One of the most important features of a Marietta education is the heavy emphasis placed on good advising. We believe it is essential for faculty to work closely with students to determine career goals and in preparing to meet those goals. If you're considering a career in medicine, our pre-medical advisors will work with you to select an appropriate major.
Junior / Senior Capstone Course: Research and Design I, II & III
In the Athletic Training major the capstone course begins during the spring semester of the student’s Junior year (SPTM 484). During the semester students are instructed on research fundamentals and begin to formulate ideas for their topic of interest. Research topics in the Athletic Training majors can include areas in therapeutic rehabilitation, therapeutic modalities, nutrition, exercise physiology, and injury prevention.

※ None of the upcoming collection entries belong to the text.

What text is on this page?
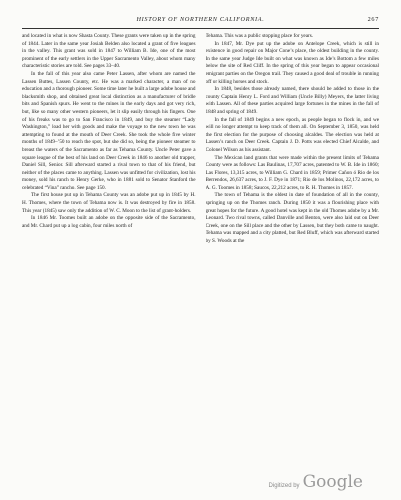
HISTORY OF NORTHERN CALIFORNIA.	267

and located in what is now Shasta County. These grants were taken up in the spring of 1844. Later in the same year Josiah Belden also located a grant of five leagues in the valley. This grant was sold in 1847 to William B. Ide, one of the most prominent of the early settlers in the Upper Sacramento Valley, about whom many characteristic stories are told. See pages 33–40.

In the fall of this year also came Peter Lassen, after whom are named the Lassen Buttes, Lassen County, etc. He was a marked character, a man of no education and a thorough pioneer. Some time later he built a large adobe house and blacksmith shop, and obtained great local distinction as a manufacturer of bridle bits and Spanish spurs. He went to the mines in the early days and got very rich, but, like so many other western pioneers, let it slip easily through his fingers. One of his freaks was to go to San Francisco in 1849, and buy the steamer “Lady Washington,” load her with goods and make the voyage to the new town he was attempting to found at the mouth of Deer Creek. She took the whole five winter months of 1849–’50 to reach the spot, but she did so, being the pioneer steamer to breast the waters of the Sacramento as far as Tehama County. Uncle Peter gave a square league of the best of his land on Deer Creek in 1846 to another old trapper, Daniel Sill, Senior. Sill afterward started a rival town to that of his friend, but neither of the places came to anything. Lassen was unfitted for civilization, lost his money, sold his ranch to Henry Gerke, who in 1881 sold to Senator Stanford the celebrated “Vina” rancho. See page 150.

The first house put up in Tehama County was an adobe put up in 1845 by H. H. Thomes, where the town of Tehama now is. It was destroyed by fire in 1858. This year (1845) saw only the addition of W. C. Moon to the list of grant-holders.

In 1846 Mr. Toomes built an adobe on the opposite side of the Sacramento, and Mr. Chard put up a log cabin, four miles north of

Tehama. This was a public stopping place for years.

In 1847, Mr. Dye put up the adobe on Antelope Creek, which is still in existence in good repair on Major Cone’s place, the oldest building in the county. In the same year Judge Ide built on what was known as Ide’s Bottom a few miles below the site of Red Cliff. In the spring of this year began to appear occasional emigrant parties on the Oregon trail. They caused a good deal of trouble in running off or killing horses and stock.

In 1848, besides those already named, there should be added to those in the county Captain Henry L. Ford and William (Uncle Billy) Meyers, the latter living with Lassen. All of these parties acquired large fortunes in the mines in the fall of 1848 and spring of 1849.

In the fall of 1849 begins a new epoch, as people began to flock in, and we will no longer attempt to keep track of them all. On September 3, 1850, was held the first election for the purpose of choosing alcaldes. The election was held at Lassen’s ranch on Deer Creek. Captain J. D. Potts was elected Chief Alcalde, and Colonel Wilson as his assistant.

The Mexican land grants that were made within the present limits of Tehama County were as follows: Las Baulinas, 17,707 acres, patented to W. B. Ide in 1860; Las Flores, 13,315 acres, to William G. Chard in 1859; Primer Cañon ó Rio de los Berrendos, 26,637 acres, to J. F. Dye in 1871; Rio de los Molinos, 22,172 acres, to A. G. Toomes in 1858; Saucos, 22,212 acres, to R. H. Thomes in 1857.

The town of Tehama is the oldest in date of foundation of all in the county, springing up on the Thomes ranch. During 1850 it was a flourishing place with great hopes for the future. A good hotel was kept in the old Thomes adobe by a Mr. Leonard. Two rival towns, called Danville and Benton, were also laid out on Deer Creek, one on the Sill place and the other by Lassen, but they both came to naught. Tehama was mapped and a city platted, but Red Bluff, which was afterward started by S. Woods at the

Digitized by Google
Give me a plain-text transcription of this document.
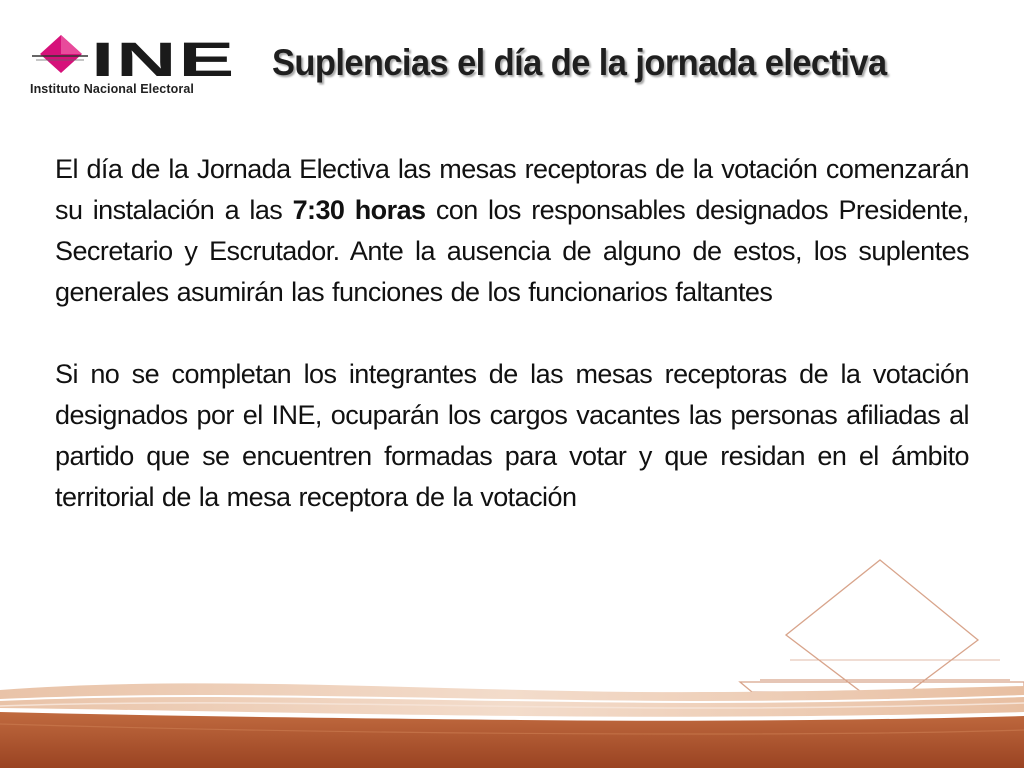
INE
Instituto Nacional Electoral
Suplencias el día de la jornada electiva

El día de la Jornada Electiva las mesas receptoras de la votación comenzarán su instalación a las 7:30 horas con los responsables designados Presidente, Secretario y Escrutador. Ante la ausencia de alguno de estos, los suplentes generales asumirán las funciones de los funcionarios faltantes

Si no se completan los integrantes de las mesas receptoras de la votación designados por el INE, ocuparán los cargos vacantes las personas afiliadas al partido que se encuentren formadas para votar y que residan en el ámbito territorial de la mesa receptora de la votación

During the student's Senior year their topic has been approved by the college’s Human Subjects Review board, and they begin to collect data (SPTM 485). After the data is collected students will conduct a statistical analysis to determine significant findings. During the spring semester of the Senior year (SPTM 486) students present the results of their study to faculty members in the department and their student peers. By joining the NATA ( National Athletic Trainers Association) students are eligible to apply for funding from the OATA (Ohio Athletic Trainers Association) research grant committee to help pay for cost associated with their research project.